Fanning the Flames
Written by Idea File Staff
Practical Steps to Keep Momentum Going
Successful staffs look at the conclusion of their summer workshop as a beginning, not an end.
“They should have a mini-workshop, especially in the areas of theme and design, so everyone is on the same page on how the book is going to look this year,” said Mike Archer, Walsworth yearbook representative in Washington state. “If the other staffers don’t buy into the theme, and especially the work ethic of what it takes to put out a good yearbook, the whole process falls apart fast after the first deadline.”
Getting together is exactly what the yearbook staff does at Crystal Springs Uplands School in Hillsborough, Calif.

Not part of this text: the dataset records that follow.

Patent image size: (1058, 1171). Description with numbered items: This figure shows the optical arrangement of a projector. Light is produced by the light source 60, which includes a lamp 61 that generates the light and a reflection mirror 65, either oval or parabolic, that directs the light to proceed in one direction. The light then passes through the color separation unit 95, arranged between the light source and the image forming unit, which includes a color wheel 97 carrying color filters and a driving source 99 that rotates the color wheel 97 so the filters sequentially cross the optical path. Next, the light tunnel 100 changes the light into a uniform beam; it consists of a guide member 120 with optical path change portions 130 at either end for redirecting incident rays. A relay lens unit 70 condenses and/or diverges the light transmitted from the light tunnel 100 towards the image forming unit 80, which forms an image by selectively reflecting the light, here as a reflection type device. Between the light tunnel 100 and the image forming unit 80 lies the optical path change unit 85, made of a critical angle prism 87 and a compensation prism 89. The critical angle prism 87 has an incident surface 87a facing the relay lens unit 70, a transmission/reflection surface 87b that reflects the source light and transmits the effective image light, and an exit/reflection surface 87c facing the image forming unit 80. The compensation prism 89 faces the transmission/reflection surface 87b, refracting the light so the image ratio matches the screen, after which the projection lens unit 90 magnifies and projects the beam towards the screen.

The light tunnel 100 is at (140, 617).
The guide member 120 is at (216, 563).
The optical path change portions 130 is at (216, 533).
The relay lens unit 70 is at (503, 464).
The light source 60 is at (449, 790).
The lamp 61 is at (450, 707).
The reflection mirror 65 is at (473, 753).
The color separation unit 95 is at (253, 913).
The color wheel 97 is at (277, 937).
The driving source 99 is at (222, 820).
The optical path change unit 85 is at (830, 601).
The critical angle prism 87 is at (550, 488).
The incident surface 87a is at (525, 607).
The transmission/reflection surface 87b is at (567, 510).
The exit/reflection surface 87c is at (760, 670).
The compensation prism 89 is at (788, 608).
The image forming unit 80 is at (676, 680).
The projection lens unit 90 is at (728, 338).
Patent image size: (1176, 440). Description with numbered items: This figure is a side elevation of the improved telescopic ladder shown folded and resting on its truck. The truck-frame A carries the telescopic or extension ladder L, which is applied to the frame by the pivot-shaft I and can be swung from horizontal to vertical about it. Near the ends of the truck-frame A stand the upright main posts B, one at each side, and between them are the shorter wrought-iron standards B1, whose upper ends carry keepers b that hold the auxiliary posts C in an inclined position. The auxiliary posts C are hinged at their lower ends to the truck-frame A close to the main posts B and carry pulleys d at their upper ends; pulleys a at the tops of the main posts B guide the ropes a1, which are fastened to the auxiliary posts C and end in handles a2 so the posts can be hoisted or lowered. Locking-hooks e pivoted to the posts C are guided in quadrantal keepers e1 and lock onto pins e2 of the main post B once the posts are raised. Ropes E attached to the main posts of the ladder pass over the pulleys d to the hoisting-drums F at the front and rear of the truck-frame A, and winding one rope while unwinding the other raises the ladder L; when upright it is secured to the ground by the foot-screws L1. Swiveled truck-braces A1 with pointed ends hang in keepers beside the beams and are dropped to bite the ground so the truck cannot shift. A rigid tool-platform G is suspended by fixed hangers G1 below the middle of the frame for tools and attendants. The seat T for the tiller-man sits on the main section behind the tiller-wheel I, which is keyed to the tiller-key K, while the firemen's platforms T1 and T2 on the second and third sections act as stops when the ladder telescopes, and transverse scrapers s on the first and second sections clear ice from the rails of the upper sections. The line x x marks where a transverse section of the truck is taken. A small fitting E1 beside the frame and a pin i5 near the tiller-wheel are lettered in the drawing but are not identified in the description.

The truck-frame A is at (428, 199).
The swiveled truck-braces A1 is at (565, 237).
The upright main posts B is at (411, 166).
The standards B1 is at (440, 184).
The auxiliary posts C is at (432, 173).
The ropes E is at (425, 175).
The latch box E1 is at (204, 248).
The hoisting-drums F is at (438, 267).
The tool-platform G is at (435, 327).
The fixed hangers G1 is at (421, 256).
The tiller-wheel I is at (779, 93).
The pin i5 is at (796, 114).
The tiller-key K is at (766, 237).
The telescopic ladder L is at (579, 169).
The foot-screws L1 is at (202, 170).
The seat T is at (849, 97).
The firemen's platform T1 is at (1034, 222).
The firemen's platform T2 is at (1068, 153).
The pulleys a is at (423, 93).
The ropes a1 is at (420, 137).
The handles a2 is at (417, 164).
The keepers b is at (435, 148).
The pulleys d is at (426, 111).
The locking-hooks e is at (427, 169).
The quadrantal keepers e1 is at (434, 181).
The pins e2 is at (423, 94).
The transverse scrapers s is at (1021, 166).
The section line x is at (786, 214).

“We meet at school during the preweek of school, when the new students are learning the rules and ropes and have our own minicamp for the rest of the key staff,” adviser Paul Pruitt said.
For Melinda Thompson, yearbook adviser at Wapahani High School in Selma, Ind., it is as simple as grilling a few hot dogs.
“We had a back-to-school cookout at my house and shared ideas for the book there,” she said.
Although there are many ways to build on the momentum of a summer workshop, there is no substitute for sharing the vision and excitement.
“Hopefully, they are able to get a proof back of their cover by the first month of school,” said Nora Guiney, Walsworth yearbook representative in Michigan. “Seeing the cover usually is exciting to the students who did not attend. We encourage them to take the information and materials they received from the workshop and do a mini-workshop the first week of school with the rest of the staff.”